The media has labeled the recent theft of 10 new episodes of “Orange Is the New Black” and the subsequent extortion of Netflix as “ransomware,” but extortion differs from ransomware. Instead of locking down a system by implanting software that gives the hacker complete control (ransomware), the Netflix incident involved simple theft of intellectual property. Since selling this IP to a competitor was impossible, the hacker tried to force Netflix to pay to stop its release (cyber extortion).
Fortunately for Netflix, the breach didn’t impact its stock price negatively. Despite rising in the short term, the stock could have gone the other way, and this event may be the tip of the iceberg. Although investors are rallying behind Netflix at the moment, a breakdown in cyber risk management and oversight could be devastating to its market cap in the future.
The Netflix breach appears to have occurred at an audio production company called Larson Studios. The FBI apparently found out about the theft at Larson Studios in January and waited until a month ago to let the content companies know, but the potential for disaster has been known about for years. As reported in Variety, “security experts aren’t surprised by the incident, even as details about it still emerge. That’s because many have been warning of weak security at third-party vendors for years.” Despite this knowledge, the leadership at Netflix and other content producers had not acted to ensure that third parties in the production ecosystem establish basic policies to protect from breaches.
Managing risk is the fiduciary duty of boards and officers, and cyber risk is a form of enterprise-wide risk that top management must take much more seriously. With every high-profile breach, boards of media companies increase the liability they and their companies will face when a significant breach occurs. What steps should media company boards take to mitigate cyber risk?
- Lead from the top down.
Gone are the days when leaving security to the IT staff is the answer. It’s now widely understood that cybersecurity is not just an IT problem – it’s a business problem. Board members and the C-suite must take a much more active role in making cyber risk mitigation part of the company’s enterprise risk management strategy.
- Manage people, policies, and processes.

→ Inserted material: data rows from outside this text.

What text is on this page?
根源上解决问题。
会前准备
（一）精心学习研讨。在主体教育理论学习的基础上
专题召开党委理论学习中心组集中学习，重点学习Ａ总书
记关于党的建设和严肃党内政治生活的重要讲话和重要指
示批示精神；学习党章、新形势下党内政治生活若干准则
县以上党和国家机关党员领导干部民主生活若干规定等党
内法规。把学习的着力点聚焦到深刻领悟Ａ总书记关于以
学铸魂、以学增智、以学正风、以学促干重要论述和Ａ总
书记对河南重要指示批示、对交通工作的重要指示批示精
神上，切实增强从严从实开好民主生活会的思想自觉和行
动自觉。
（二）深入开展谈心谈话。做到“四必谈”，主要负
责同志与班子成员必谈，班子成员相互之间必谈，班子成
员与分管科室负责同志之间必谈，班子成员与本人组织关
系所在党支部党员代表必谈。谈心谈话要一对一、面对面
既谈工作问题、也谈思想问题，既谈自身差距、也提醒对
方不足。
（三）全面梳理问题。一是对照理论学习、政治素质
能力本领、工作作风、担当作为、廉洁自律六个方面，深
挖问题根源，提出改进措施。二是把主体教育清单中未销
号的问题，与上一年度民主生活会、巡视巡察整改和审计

Astute management teams recognize that cyber risk is part of their enterprise-wide risk posture. Having sound policies and processes along with training of employees will improve their cyber maturity. Working with third-party vendors is part of that process. Their board members consider dealing with cyber risk to be an important component of their fiduciary duty. They regularly assess and discuss their cyber risk status and they implement effective policies and processes, including ensuring that people are properly trained to recognize and deal with attempts to breach security.
- Protect the board, management, and the company from liability wherever possible.
Cyber insurance is relatively new and it can be expensive, but then, how expensive is it to lose a major series or movie? Liability can also be lessened if the company can prove that it was doing everything it could to assess and mitigate cyber risk, using an industry standard (like NIST Cyber Security Framework) as a foundation. The SAFETY Act from DHS also offers some immunity from liability in certain circumstances, and using DHS-approved software provides a strong rationale for dismissing derivative suits against management.
Netflix may have dodged a bullet if their valuation holds after this incident, but media companies should now be aware that a massive threat exists, and their management and directors should take the steps needed to prevent future cyber extortion against major content producers.